James Kallstrom, assistant FBI director and chief of the investigation, told the newspaper the stains on seat fabric were not from rocket fuel.
“It has no connection to a missile… there’s a logical explanation but I’m not going to get into it,” Kallstrom was quoted as saying.
Investigators have refused to rule out three theories — a bomb, a missile or mechanical failure– on what brought down the Paris-bound jet.
The newspaper’s findings relied heavily on information supplied by James Sanders, a retired California policeman and auto-accident investigator who has probed the crash on his own.

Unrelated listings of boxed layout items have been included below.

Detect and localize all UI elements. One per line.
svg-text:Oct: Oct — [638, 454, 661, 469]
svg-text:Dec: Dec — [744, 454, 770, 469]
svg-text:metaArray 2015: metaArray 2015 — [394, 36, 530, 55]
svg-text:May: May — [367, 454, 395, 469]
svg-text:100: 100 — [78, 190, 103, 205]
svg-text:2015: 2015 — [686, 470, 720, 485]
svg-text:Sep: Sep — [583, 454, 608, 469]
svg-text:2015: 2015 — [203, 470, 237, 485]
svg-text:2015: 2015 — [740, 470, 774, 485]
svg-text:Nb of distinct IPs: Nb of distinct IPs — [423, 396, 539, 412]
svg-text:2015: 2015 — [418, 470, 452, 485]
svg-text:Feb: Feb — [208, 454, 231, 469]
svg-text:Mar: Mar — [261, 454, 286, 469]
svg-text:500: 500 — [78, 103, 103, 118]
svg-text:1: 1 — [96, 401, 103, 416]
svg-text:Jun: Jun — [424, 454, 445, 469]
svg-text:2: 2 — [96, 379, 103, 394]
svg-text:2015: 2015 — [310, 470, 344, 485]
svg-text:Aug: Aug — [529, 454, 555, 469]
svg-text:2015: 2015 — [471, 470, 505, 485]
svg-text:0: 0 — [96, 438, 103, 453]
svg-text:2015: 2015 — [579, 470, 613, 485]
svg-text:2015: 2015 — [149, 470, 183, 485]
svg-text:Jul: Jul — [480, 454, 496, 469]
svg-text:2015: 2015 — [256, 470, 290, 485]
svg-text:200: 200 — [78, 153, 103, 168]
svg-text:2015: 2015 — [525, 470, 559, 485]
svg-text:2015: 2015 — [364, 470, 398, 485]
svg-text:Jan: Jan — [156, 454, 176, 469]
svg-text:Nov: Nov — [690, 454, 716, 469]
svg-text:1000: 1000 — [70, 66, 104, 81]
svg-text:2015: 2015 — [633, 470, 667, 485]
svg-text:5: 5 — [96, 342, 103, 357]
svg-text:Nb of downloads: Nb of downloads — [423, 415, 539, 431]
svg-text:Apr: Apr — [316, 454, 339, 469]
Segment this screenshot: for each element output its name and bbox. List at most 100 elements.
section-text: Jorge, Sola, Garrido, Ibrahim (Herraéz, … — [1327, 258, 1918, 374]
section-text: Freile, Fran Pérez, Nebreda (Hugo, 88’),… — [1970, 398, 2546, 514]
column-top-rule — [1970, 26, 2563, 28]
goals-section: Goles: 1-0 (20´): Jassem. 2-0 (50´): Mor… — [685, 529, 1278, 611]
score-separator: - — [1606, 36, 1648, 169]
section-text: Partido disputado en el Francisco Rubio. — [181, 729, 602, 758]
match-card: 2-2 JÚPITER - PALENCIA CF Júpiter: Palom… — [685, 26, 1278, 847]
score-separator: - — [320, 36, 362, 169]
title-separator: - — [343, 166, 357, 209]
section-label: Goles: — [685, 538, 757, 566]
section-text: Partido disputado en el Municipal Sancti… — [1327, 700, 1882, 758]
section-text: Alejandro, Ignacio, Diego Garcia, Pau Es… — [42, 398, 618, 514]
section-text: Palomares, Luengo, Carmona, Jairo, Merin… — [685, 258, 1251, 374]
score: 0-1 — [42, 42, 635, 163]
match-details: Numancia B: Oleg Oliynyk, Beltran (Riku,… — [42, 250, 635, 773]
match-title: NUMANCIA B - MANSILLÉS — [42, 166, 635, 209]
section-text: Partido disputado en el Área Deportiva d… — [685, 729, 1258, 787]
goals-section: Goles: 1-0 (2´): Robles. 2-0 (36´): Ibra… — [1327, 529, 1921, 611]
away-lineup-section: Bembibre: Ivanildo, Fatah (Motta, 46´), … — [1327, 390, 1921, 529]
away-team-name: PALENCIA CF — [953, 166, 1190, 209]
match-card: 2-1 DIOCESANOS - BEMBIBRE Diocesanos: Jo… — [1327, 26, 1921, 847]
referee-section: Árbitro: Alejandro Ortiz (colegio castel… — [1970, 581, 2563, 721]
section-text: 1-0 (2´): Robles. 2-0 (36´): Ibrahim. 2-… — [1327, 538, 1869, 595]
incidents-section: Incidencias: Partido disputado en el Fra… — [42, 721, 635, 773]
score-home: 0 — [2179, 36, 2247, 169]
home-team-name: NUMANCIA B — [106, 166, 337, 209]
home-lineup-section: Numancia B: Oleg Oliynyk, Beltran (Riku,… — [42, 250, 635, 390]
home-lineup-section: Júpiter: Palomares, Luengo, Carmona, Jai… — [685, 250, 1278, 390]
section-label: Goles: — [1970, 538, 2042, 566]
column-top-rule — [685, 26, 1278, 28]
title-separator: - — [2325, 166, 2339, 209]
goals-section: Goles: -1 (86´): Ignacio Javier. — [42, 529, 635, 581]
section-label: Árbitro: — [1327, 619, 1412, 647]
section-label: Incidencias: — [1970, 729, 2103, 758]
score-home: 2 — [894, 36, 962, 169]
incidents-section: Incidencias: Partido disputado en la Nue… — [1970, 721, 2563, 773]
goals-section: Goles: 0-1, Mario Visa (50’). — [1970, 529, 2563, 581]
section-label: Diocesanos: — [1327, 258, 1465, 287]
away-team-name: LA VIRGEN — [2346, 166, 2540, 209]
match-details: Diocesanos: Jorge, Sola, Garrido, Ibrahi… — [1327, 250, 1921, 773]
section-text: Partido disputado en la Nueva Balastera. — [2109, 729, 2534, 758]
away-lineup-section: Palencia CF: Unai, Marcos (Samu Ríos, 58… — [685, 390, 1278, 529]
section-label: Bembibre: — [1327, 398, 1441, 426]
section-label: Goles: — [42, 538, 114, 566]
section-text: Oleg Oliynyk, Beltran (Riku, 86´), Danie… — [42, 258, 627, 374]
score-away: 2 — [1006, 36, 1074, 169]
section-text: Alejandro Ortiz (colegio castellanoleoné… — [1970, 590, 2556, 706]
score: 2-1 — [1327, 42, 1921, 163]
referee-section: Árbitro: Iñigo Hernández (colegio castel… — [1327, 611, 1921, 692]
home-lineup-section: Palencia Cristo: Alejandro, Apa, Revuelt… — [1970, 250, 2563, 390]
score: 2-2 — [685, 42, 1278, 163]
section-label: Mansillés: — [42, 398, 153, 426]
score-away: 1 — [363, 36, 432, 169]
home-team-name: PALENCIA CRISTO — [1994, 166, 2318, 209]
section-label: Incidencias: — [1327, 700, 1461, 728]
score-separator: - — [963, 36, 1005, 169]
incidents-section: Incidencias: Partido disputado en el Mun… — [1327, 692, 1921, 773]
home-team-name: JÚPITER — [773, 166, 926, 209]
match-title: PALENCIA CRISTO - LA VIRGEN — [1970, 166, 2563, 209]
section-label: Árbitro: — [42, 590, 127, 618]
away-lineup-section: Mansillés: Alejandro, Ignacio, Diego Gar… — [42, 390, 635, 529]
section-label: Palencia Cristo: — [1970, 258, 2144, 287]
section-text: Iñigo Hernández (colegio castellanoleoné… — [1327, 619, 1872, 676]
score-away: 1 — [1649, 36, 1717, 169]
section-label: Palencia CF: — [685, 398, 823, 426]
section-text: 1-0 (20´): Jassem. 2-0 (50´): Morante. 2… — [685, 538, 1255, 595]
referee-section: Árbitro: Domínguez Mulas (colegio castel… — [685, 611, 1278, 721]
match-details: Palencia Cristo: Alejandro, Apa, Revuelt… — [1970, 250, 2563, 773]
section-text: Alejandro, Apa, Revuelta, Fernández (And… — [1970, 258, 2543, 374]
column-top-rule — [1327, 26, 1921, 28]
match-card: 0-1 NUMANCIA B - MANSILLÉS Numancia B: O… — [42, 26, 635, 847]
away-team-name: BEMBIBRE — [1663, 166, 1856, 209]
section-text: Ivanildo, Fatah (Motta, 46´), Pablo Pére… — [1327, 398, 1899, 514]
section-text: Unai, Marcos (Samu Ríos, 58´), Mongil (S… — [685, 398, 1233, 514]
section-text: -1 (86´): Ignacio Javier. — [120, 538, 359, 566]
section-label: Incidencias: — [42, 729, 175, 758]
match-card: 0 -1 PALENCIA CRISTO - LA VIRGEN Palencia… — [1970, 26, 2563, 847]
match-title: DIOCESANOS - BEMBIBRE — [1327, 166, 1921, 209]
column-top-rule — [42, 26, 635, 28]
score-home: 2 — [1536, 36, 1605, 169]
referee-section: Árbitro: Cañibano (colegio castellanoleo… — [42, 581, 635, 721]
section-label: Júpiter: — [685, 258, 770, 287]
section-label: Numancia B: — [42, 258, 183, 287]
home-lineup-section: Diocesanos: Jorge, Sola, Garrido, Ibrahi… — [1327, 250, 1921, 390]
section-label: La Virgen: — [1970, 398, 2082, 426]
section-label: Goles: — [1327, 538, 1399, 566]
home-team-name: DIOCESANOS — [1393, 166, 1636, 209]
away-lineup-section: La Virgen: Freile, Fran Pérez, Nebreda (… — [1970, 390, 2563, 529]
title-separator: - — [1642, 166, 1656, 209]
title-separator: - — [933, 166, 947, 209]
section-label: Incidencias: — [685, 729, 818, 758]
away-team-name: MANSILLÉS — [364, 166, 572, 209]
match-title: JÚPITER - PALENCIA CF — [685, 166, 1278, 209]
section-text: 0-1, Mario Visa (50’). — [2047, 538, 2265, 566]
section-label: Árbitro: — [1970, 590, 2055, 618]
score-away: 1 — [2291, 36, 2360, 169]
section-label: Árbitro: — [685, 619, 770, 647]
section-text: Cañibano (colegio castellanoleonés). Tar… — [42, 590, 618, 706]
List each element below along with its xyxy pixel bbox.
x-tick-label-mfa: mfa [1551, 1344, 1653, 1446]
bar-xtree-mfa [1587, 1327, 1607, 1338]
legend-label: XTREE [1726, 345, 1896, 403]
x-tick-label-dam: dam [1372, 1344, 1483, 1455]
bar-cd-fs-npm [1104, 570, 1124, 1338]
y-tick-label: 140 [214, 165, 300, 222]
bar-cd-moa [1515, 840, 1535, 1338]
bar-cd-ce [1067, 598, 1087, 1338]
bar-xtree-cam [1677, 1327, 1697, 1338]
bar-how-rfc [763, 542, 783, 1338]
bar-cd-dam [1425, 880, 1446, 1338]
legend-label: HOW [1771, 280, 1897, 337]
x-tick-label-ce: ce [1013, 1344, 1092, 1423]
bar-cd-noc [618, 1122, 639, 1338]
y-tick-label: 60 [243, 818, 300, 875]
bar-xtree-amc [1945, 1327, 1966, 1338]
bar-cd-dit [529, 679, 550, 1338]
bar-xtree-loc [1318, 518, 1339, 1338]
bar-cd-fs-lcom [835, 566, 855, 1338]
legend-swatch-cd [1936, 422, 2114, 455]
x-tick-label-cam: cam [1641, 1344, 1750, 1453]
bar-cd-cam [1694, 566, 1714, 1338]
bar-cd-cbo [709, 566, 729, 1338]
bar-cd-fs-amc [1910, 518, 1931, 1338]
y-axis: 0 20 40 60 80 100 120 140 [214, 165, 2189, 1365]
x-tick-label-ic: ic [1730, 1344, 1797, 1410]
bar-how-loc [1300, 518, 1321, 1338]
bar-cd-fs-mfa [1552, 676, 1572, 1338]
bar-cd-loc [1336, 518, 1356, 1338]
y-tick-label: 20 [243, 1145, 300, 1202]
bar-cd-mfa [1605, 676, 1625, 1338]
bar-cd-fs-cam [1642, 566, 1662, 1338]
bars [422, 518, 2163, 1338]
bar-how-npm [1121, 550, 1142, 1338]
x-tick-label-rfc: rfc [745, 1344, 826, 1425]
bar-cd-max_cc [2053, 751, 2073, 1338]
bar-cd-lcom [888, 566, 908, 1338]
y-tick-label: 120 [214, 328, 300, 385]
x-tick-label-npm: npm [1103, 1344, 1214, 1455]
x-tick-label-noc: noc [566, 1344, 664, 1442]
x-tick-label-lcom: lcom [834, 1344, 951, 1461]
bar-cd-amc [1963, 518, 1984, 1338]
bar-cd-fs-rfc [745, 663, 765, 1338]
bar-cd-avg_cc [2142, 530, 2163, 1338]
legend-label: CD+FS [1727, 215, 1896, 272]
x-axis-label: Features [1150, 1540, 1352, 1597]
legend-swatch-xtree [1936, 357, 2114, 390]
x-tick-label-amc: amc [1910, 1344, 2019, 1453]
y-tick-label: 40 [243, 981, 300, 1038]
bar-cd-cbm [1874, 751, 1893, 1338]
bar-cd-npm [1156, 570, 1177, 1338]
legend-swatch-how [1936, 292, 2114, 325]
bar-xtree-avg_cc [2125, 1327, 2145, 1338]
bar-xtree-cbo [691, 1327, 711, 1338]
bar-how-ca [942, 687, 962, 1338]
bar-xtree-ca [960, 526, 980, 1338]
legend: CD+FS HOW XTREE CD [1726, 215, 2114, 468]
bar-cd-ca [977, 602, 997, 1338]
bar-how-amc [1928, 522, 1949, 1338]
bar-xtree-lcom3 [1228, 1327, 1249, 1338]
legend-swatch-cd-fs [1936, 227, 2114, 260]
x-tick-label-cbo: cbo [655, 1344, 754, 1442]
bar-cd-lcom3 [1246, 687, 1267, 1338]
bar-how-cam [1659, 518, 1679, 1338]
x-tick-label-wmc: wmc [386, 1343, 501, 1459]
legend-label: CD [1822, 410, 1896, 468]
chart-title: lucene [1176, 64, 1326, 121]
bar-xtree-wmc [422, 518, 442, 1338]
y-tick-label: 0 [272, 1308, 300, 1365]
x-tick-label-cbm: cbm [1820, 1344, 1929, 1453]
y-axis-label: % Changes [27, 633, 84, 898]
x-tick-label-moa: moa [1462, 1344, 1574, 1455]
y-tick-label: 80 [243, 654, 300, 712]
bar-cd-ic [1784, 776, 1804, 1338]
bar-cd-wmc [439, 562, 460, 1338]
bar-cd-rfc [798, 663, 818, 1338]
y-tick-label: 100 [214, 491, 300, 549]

Sanders, whose wife works for TWA, said he became engrossed in the crash after sources in the investigation gave him documents and pieces of seat fabric. Sanders said he had the cloth analyzed.
The newspaper also said unexplained blips on FAA radar tapes may be the track of a missile racing toward the jet.
It said Richard Russell, a retired United Airlines pilot who has espoused the Navy missile theory since August, owned the tape and would make it public this week. In a phone interview at his home in Daytona, Fla., Russell said he did not plan to release the tapes, but that the French magazine Paris-Match would publish three frames this week showing a blip closing at high speed on TWA 800.
Investigators have refused to rule out three theories — a bomb, a missile or mechanical failure — on what brought down the Paris-bound jet.